The output should not be treated as a universal invasive hemodynamic measurement. Reference ranges vary with how cardiac output and stroke volume were obtained, and any SVR estimate built from assumed MAP or CVP values is only a rough orientation aid rather than a formal bedside hemodynamic diagnosis.

Sources

Frequently Asked Questions

What is the difference between cardiac output and cardiac index?

Cardiac output (CO) is the total volume of blood pumped by the heart per minute (L/min). Cardiac index (CI) normalizes CO to body surface area (L/min/m²), allowing comparison across patients of different sizes. CI is the preferred clinical parameter.

How is stroke volume measured?

Stroke volume can be measured by echocardiography (LVOT VTI method), pulmonary artery catheter (thermodilution), arterial waveform analysis (FloTrac, PiCCO), or estimated from biometric data. Echo-derived SV is the most common non-invasive method.

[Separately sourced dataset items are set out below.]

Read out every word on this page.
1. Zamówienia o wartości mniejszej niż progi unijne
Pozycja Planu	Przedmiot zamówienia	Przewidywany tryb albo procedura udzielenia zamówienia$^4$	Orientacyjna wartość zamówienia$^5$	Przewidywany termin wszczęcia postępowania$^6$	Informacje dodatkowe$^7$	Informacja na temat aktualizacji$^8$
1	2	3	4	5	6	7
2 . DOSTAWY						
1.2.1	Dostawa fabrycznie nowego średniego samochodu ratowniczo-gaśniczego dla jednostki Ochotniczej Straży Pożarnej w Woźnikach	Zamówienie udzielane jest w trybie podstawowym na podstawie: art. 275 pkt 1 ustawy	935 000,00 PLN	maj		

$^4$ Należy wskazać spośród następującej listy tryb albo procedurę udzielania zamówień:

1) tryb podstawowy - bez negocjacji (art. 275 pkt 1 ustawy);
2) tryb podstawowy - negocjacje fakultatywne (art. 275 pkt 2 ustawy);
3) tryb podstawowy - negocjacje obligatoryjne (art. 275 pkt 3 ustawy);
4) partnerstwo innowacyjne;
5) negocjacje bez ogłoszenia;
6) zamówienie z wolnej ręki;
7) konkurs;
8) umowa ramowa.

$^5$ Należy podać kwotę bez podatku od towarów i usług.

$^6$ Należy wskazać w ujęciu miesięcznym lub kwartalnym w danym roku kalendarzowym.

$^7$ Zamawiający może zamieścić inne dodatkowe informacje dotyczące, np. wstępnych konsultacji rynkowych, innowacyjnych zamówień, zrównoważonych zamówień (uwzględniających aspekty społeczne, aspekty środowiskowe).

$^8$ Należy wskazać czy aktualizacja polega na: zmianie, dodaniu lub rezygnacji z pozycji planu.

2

What causes low cardiac index?

Low CI can result from reduced contractility (heart failure, MI), inadequate preload (hypovolemia, tamponade), excessive afterload (aortic stenosis, hypertension), or arrhythmias. The treatment depends on the underlying cause.

What does a high cardiac index mean?

CI >4.0 can be physiologic (exercise, pregnancy) or pathologic (sepsis, anemia, thyrotoxicosis, AV fistula, liver cirrhosis). High-output states often have low SVR and may still cause organ hypoperfusion in distributive shock.

Why is BSA used instead of body weight?

BSA better reflects metabolic rate and oxygen consumption than weight alone. Since cardiac output exists to meet metabolic demands, normalizing to BSA provides a more physiologically meaningful index of cardiac performance adequacy.

Is the Du Bois formula accurate for all patients?

The Du Bois formula may be less accurate in obese patients, children, or those with extremes of body habitus. Alternative formulas (Mosteller, Haycock) exist for specific populations. For clinical CI calculations, the differences are generally small.